Mi cabeza parecía una olla a presión a punto de estallar. La amenaza contra mí se había duplicado, una guerra en dos frentes: si no escribía el libro, Henri me mataría; si lo escribía, me mataría Werner.

Aún no había encontrado a Henri, y ahora debía impedir que Van der Heuvel le hablara a Werner del libro y de mí.

Saqué la Ruger de Henri de la funda del ordenador y encañoné al holandés.

—¿Recuerda que le dije que no tenía interés en usted ni en la Alianza? —Dije con la voz crispada por el miedo y la furia contenidos—. He cambiado de parecer. Tengo un gran interés.

Él me miró con desdén.

—Hawkins, si me mata se pasará el resto de su vida entre rejas. Y Henri seguirá suelto y viviendo a todo lujo en alguna parte del mundo.

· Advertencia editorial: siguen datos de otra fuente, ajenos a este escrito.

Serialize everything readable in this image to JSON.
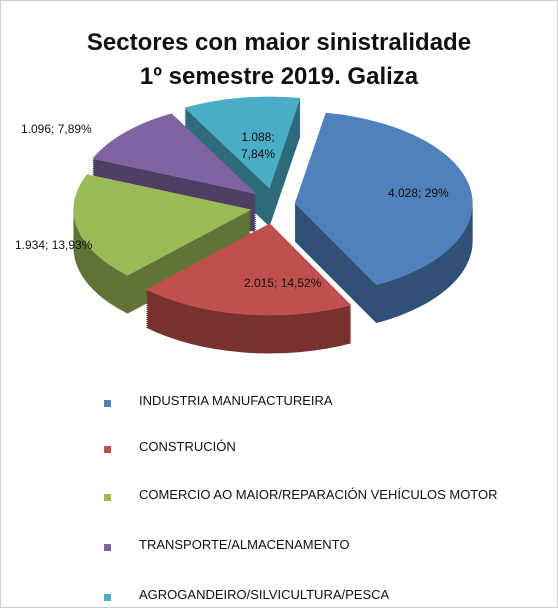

—Quítese el abrigo —ordené, moviendo la pistola—, y todo lo demás.

—¿A qué viene esto, Hawkins?

—Me gusta mirar. Ahora cierre el pico. Quítese toda la ropa. La camisa, los zapatos, los pantalones, todo.

—Usted es un auténtico imbécil —dijo, obedeciendo.

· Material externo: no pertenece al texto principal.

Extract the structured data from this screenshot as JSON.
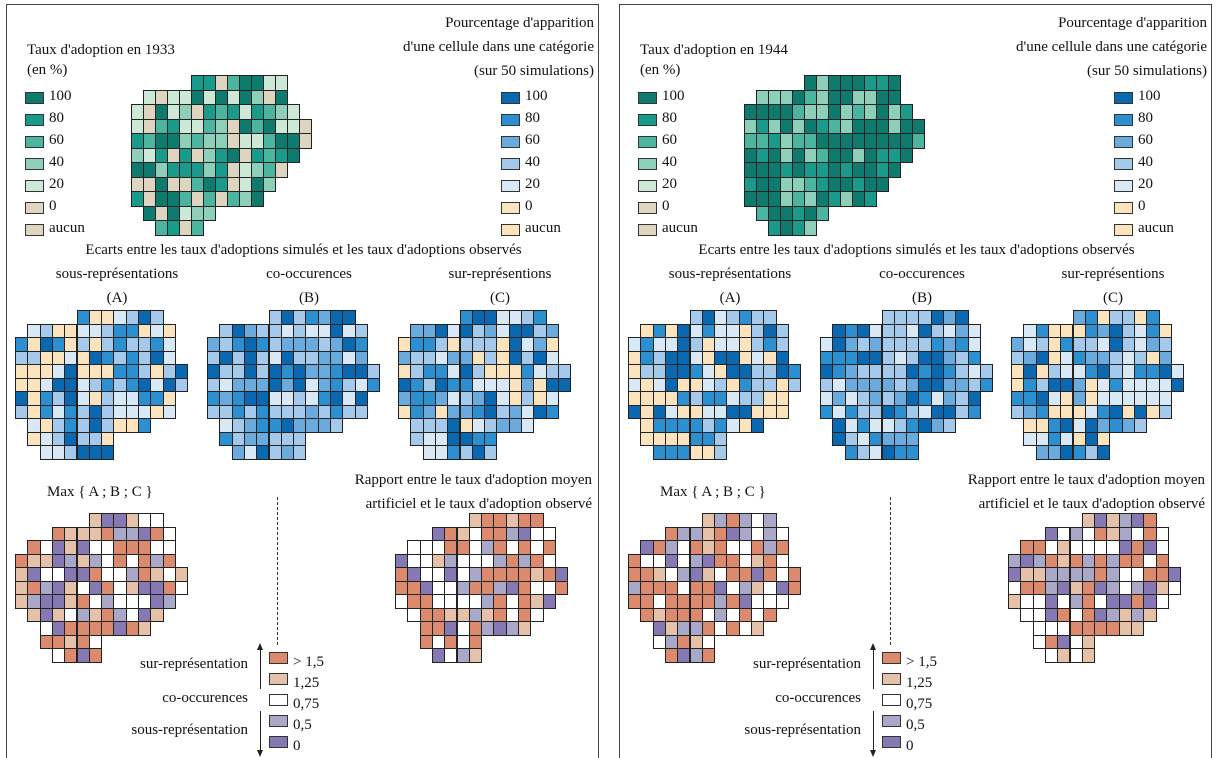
{
  "panels": [
    {
      "adoption_title": "Taux d'adoption en 1933",
      "adoption_unit": "(en %)",
      "pct_title_1": "Pourcentage d'apparition",
      "pct_title_2": "d'une cellule dans une catégorie",
      "pct_title_3": "(sur 50 simulations)",
      "gaps_title": "Ecarts entre les taux d'adoptions simulés et les taux d'adoptions observés",
      "max_label": "Max { A ; B ; C }",
      "ratio_title_1": "Rapport entre le taux d'adoption moyen",
      "ratio_title_2": "artificiel et le taux d'adoption observé",
      "seed": 7,
      "adopt_bias": 0
    },
    {
      "adoption_title": "Taux d'adoption en 1944",
      "adoption_unit": "(en %)",
      "pct_title_1": "Pourcentage d'apparition",
      "pct_title_2": "d'une cellule dans une catégorie",
      "pct_title_3": "(sur 50 simulations)",
      "gaps_title": "Ecarts entre les taux d'adoptions simulés et les taux d'adoptions observés",
      "max_label": "Max { A ; B ; C }",
      "ratio_title_1": "Rapport entre le taux d'adoption moyen",
      "ratio_title_2": "artificiel et le taux d'adoption observé",
      "seed": 13,
      "adopt_bias": 2
    }
  ],
  "sub_maps": [
    {
      "name": "sous-représentations",
      "letter": "(A)"
    },
    {
      "name": "co-occurences",
      "letter": "(B)"
    },
    {
      "name": "sur-représentions",
      "letter": "(C)"
    }
  ],
  "legend_adoption": {
    "labels": [
      "100",
      "80",
      "60",
      "40",
      "20",
      "0",
      "aucun"
    ],
    "colors": [
      "#0f7a6e",
      "#1a9a8a",
      "#4cb5a0",
      "#8dcfb8",
      "#cde8d6",
      "#ddd5bf"
    ]
  },
  "legend_percent": {
    "labels": [
      "100",
      "80",
      "60",
      "40",
      "20",
      "0",
      "aucun"
    ],
    "colors": [
      "#0a68b0",
      "#2c8fd0",
      "#6aaadd",
      "#a5c9ea",
      "#d8e8f5",
      "#fbe3bd"
    ]
  },
  "legend_ratio": {
    "labels": [
      "> 1,5",
      "1,25",
      "0,75",
      "0,5",
      "0"
    ],
    "colors": [
      "#dc8a6e",
      "#e6c1aa",
      "#ffffff",
      "#a9a8c8",
      "#8678b2"
    ]
  },
  "ratio_scale": {
    "over": "sur-représentation",
    "co": "co-occurences",
    "under": "sous-représentation"
  },
  "border_color": "#222222"
}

—¿De qué puede acusarme? ¿Un poco de pornografía en mi ordenador? Esto es Ámsterdam. No somos mojigatos como los americanos. No puede vincularme con nada de esto. ¿Me ha visto a mí en alguno de esos vídeos? No lo creo.

Aferré la pistola con ambas manos, encañonándolo, y cuando estuvo desnudo le dije que se apoyara contra la pared de cara a la misma. Luego le propiné un culatazo en la nuca, el mismo tratamiento que Henri me había dado a mí.

Dejándolo inconsciente en el suelo, recogí la corbata de la ropa amontonada en la silla y le maniaté las muñecas a la espalda.

Su ordenador estaba conectado a Internet y trabajé deprisa, adjuntando los vídeos de Henri Benoit a mensajes dirigidos a mi correo. ¿Qué más podía hacer? De la mesa cogí un marcador fluorescente y me lo metí en un bolsillo de la americana.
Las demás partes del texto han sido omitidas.